Tuesday, September 25, 2018

Falling Down


Six weeks ago I was biking in Hilton Head with my family when I had trouble pedaling up a steep hill.  I put my foot on the ground, intending to dismount and push the bike up the hill.  I don’t remember much, but I felt more than heard the snap, crackle, pop in my ankle just before I went down, skinning my arm in the process.   I couldn’t move, much less stand.  I just knew a shard of bone was sticking out of my ankle as I lay there on the scorching pavement under the shade of palms waving in the wind, praying no one would come flying over the hill on their bike and run me over.  When Mark helped me to my feet, the shock kicked in and tingles rippled through my leg, replacing the shards of electric pain.  Blackness closed in around and nausea rose in my stomach and chest and I knew sitting was going to be a semi-permanent position for while. 

Level three sprain, the doctor called it.  I had completely torn the ligaments.  My ankle was swollen to three times its normal size, a thick fat sausage, black and blue and purple all over.  It was going to be a long time before I could walk without the help of crutches or the special boot they’d given me. 
And running was definitely (depressingly) out of the question for at least three months.   

Like running, writing is something that’s pretty much a part of who I am.  I put on my ear buds, listen to music, and run for miles, free and happy and listening to my characters tell me their stories.   They’re real, and I feel what they’re feeling.  But like that bicycle six weeks ago, a couple of rejections have knocked me down, telling me that my writing is passive, my characters are not engaging, my beginnings are weak, my worlds aren’t clear. 

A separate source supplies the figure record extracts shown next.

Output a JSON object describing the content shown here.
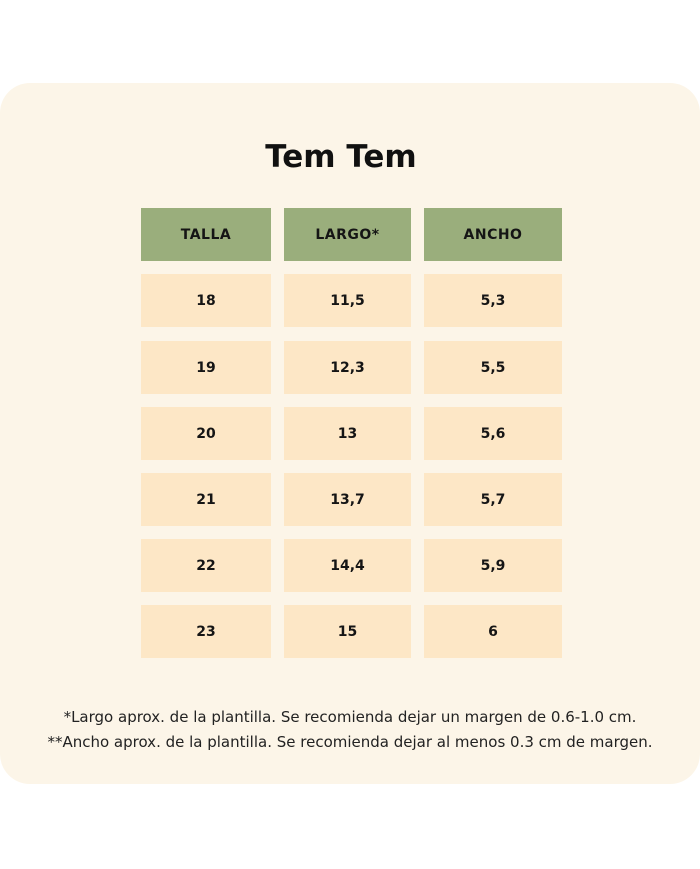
{
  "title": "Tem Tem",
  "table": {
    "headers": [
      "TALLA",
      "LARGO*",
      "ANCHO"
    ],
    "rows": [
      [
        "18",
        "11,5",
        "5,3"
      ],
      [
        "19",
        "12,3",
        "5,5"
      ],
      [
        "20",
        "13",
        "5,6"
      ],
      [
        "21",
        "13,7",
        "5,7"
      ],
      [
        "22",
        "14,4",
        "5,9"
      ],
      [
        "23",
        "15",
        "6"
      ]
    ]
  },
  "footnotes": [
    "*Largo aprox. de la plantilla. Se recomienda dejar un margen de 0.6-1.0 cm.",
    "**Ancho aprox. de la plantilla. Se recomienda dejar al menos 0.3 cm de margen."
  ],
  "colors": {
    "card_background": "#fcf5e8",
    "header_fill": "#9aae7c",
    "cell_fill": "#fde7c6"
  }
}
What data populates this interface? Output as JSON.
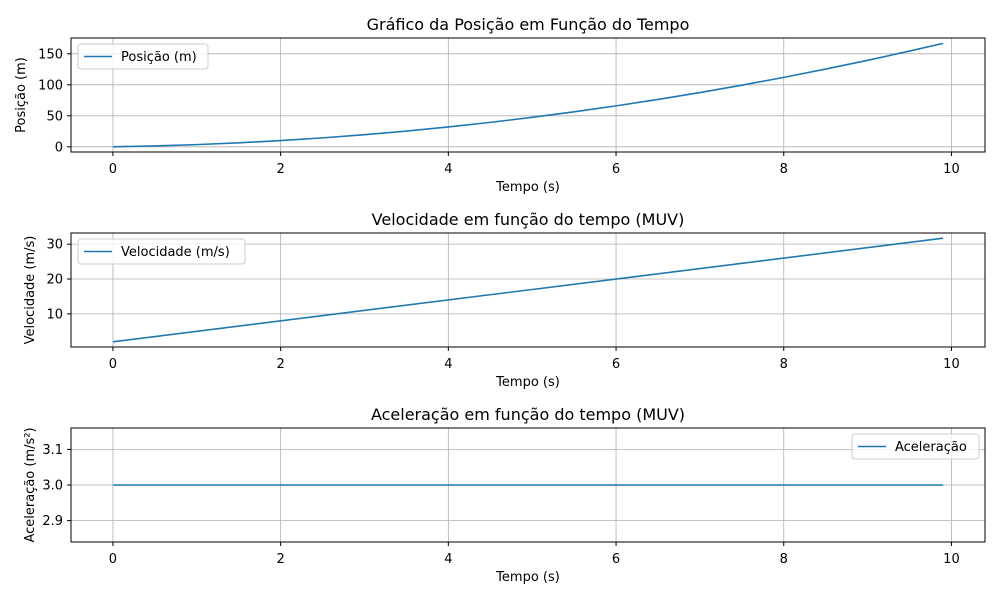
{
  "chart_data": [
    {
      "type": "line",
      "title": "Gráfico da Posição em Função do Tempo",
      "xlabel": "Tempo (s)",
      "ylabel": "Posição (m)",
      "xlim": [
        -0.5,
        10.4
      ],
      "ylim": [
        -8.4,
        175.5
      ],
      "xticks": [
        0,
        2,
        4,
        6,
        8,
        10
      ],
      "yticks": [
        0,
        50,
        100,
        150
      ],
      "grid": true,
      "legend": "upper left",
      "color": "#1f77b4",
      "series": [
        {
          "name": "Posição (m)",
          "x": [
            0,
            0.5,
            1,
            1.5,
            2,
            2.5,
            3,
            3.5,
            4,
            4.5,
            5,
            5.5,
            6,
            6.5,
            7,
            7.5,
            8,
            8.5,
            9,
            9.5,
            9.9
          ],
          "y": [
            0,
            1.4,
            3.5,
            6.4,
            10,
            14.4,
            19.5,
            25.4,
            32,
            39.4,
            47.5,
            56.4,
            66,
            76.4,
            87.5,
            99.4,
            112,
            125.4,
            139.5,
            154.4,
            166.8
          ]
        }
      ]
    },
    {
      "type": "line",
      "title": "Velocidade em função do tempo (MUV)",
      "xlabel": "Tempo (s)",
      "ylabel": "Velocidade (m/s)",
      "xlim": [
        -0.5,
        10.4
      ],
      "ylim": [
        0.5,
        33.2
      ],
      "xticks": [
        0,
        2,
        4,
        6,
        8,
        10
      ],
      "yticks": [
        10,
        20,
        30
      ],
      "grid": true,
      "legend": "upper left",
      "color": "#1f77b4",
      "series": [
        {
          "name": "Velocidade (m/s)",
          "x": [
            0,
            9.9
          ],
          "y": [
            2,
            31.7
          ]
        }
      ]
    },
    {
      "type": "line",
      "title": "Aceleração em função do tempo (MUV)",
      "xlabel": "Tempo (s)",
      "ylabel": "Aceleração (m/s²)",
      "xlim": [
        -0.5,
        10.4
      ],
      "ylim": [
        2.84,
        3.16
      ],
      "xticks": [
        0,
        2,
        4,
        6,
        8,
        10
      ],
      "yticks": [
        2.9,
        3.0,
        3.1
      ],
      "ytick_decimals": 1,
      "grid": true,
      "legend": "upper right",
      "color": "#1f77b4",
      "series": [
        {
          "name": "Aceleração",
          "x": [
            0,
            9.9
          ],
          "y": [
            3.0,
            3.0
          ]
        }
      ]
    }
  ]
}
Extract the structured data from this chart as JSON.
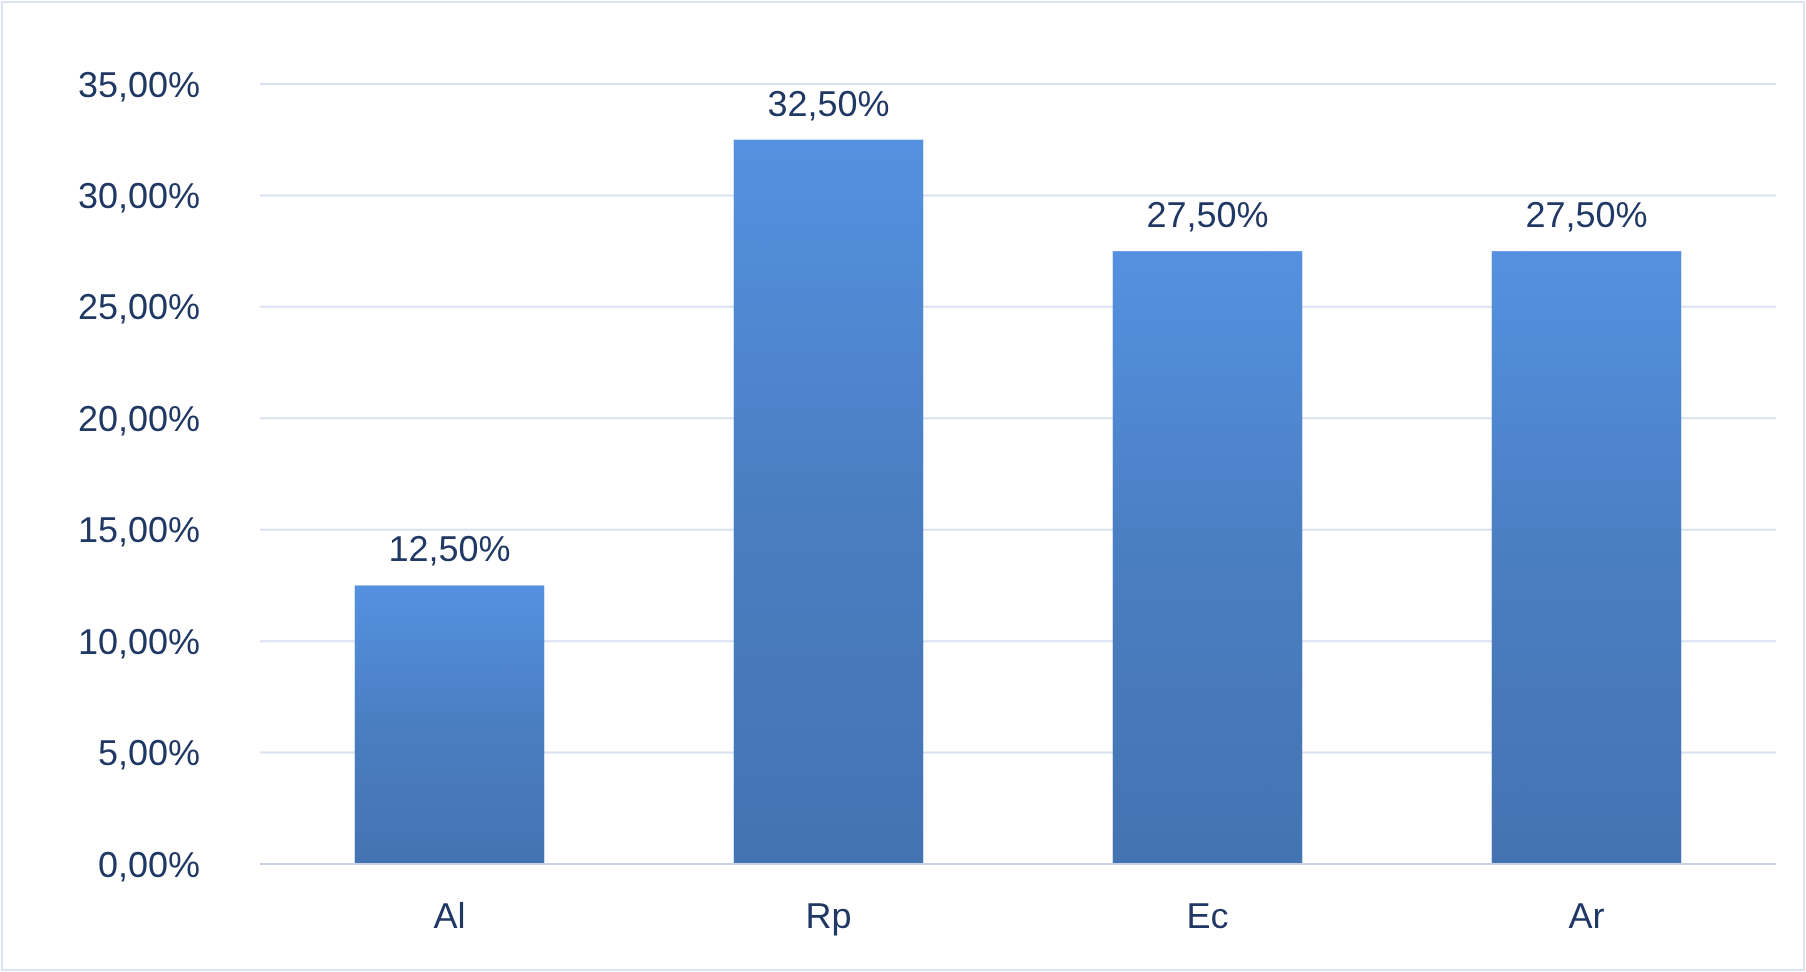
{
  "chart_data": {
    "type": "bar",
    "categories": [
      "Al",
      "Rp",
      "Ec",
      "Ar"
    ],
    "values": [
      12.5,
      32.5,
      27.5,
      27.5
    ],
    "value_labels": [
      "12,50%",
      "32,50%",
      "27,50%",
      "27,50%"
    ],
    "color": "#4a7ec2",
    "ylim": [
      0,
      35
    ],
    "yticks": [
      {
        "value": 0,
        "label": "0,00%"
      },
      {
        "value": 5,
        "label": "5,00%"
      },
      {
        "value": 10,
        "label": "10,00%"
      },
      {
        "value": 15,
        "label": "15,00%"
      },
      {
        "value": 20,
        "label": "20,00%"
      },
      {
        "value": 25,
        "label": "25,00%"
      },
      {
        "value": 30,
        "label": "30,00%"
      },
      {
        "value": 35,
        "label": "35,00%"
      }
    ],
    "grid": "y"
  }
}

(Sickening crack of ligaments tearing, crashing to the ground)

See, writers are used to rejection.  I certainly am.  When agents and publishers receive an average of fifteen hundred queries a week, rejection is almost a given.  We pick ourselves up and try again.  And again.  But these very specific ones left me on the ground, broken and unable to get up.  Confidence, like a body, can wane the older one gets, I suppose.  It takes longer to heal.

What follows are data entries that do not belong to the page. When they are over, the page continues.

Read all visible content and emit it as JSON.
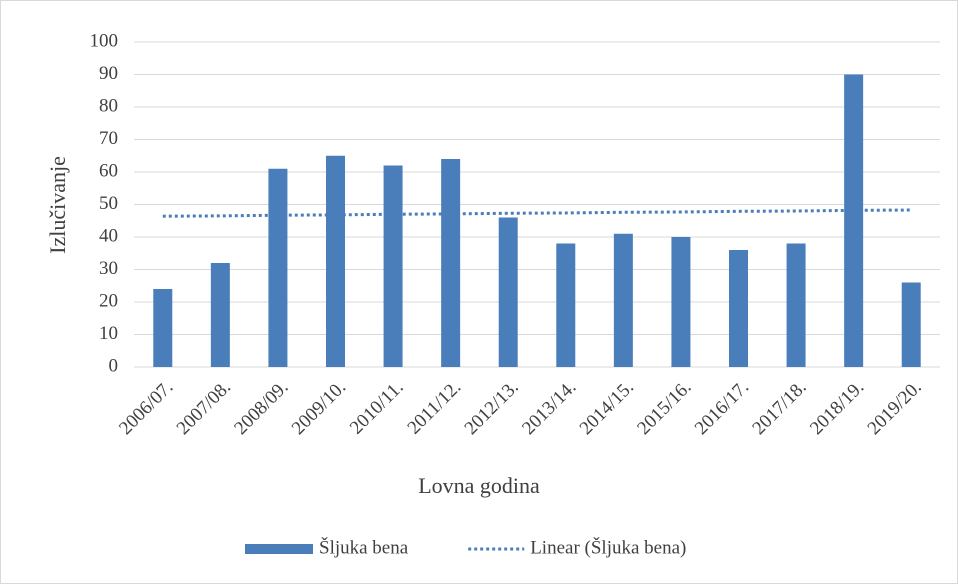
{
  "chart_data": {
    "type": "bar",
    "x_label": "Lovna godina",
    "y_label": "Izlučivanje",
    "categories": [
      "2006/07.",
      "2007/08.",
      "2008/09.",
      "2009/10.",
      "2010/11.",
      "2011/12.",
      "2012/13.",
      "2013/14.",
      "2014/15.",
      "2015/16.",
      "2016/17.",
      "2017/18.",
      "2018/19.",
      "2019/20."
    ],
    "series": [
      {
        "name": "Šljuka bena",
        "type": "bar",
        "color": "#4a7ebb",
        "values": [
          24,
          32,
          61,
          65,
          62,
          64,
          46,
          38,
          41,
          40,
          36,
          38,
          90,
          26
        ]
      },
      {
        "name": "Linear (Šljuka bena)",
        "type": "line",
        "dash": "dotted",
        "color": "#4a7ebb",
        "values": [
          46.4,
          46.5,
          46.7,
          46.8,
          47.0,
          47.1,
          47.3,
          47.4,
          47.6,
          47.7,
          47.9,
          48.0,
          48.2,
          48.3
        ]
      }
    ],
    "ylim": [
      0,
      100
    ],
    "yticks": [
      0,
      10,
      20,
      30,
      40,
      50,
      60,
      70,
      80,
      90,
      100
    ],
    "grid": true,
    "legend": "bottom"
  }
}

But, it does, surely if not slowly.  The light reveals itself around the darkness.  Aching throbs will probably always be in that joint, but at least my shoes fit now.  I have to wear a small brace but only sometimes hobble around like an extra from The Walking Dead, and running is, well, still not happening.  But, I can get up and walk around on my own, unlike that first day.

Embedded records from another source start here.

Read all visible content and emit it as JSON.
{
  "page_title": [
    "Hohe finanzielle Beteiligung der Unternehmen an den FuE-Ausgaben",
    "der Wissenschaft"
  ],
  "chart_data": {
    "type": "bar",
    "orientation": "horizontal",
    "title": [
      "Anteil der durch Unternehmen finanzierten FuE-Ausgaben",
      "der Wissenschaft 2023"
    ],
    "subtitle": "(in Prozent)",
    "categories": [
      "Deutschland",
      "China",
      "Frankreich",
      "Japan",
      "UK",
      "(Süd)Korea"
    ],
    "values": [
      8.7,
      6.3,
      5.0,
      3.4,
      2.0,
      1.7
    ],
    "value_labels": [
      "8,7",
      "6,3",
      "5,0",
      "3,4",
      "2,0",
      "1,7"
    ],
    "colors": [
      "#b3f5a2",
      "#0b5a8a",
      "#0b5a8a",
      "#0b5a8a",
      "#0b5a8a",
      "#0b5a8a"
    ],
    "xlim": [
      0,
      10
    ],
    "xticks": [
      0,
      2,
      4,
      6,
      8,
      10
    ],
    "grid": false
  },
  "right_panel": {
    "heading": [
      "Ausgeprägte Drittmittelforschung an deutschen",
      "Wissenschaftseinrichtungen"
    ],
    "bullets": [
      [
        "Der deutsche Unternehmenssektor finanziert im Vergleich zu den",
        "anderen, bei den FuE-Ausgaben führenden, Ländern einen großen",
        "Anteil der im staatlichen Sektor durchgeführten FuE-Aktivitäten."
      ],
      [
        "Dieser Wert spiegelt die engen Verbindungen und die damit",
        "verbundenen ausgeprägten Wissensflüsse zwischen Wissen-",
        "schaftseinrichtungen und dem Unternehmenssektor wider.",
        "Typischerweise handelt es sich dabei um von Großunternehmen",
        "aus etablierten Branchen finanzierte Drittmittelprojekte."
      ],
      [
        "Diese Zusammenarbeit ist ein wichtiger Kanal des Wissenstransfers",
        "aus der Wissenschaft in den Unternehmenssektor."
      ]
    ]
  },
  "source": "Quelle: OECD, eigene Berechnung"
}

The rejection aches, too, but they let me know I tried; they told me what I may need to work on and yeah, even told me some good things about my work.  I saw these once the dust settled and eventually that Scarlet O’Hara “another day” attitude did kick in and that felt good.  And so this is me, pushing myself off the pavement, ready to go again.  I may not be hitting the pavement running like I want, but I’m up and I’m walking around. 

I’m probably never going to write as much as or at the level that I want, just like I can’t run at the level that I want right now.  I might never, but here’s the thing: I love it. 

Injuries and rejections don’t take that away. 

And so that’s why I’m still here, listening to my characters, trying to tell their stories the best I can.  

Eventually I’ll be running while listening to them, too!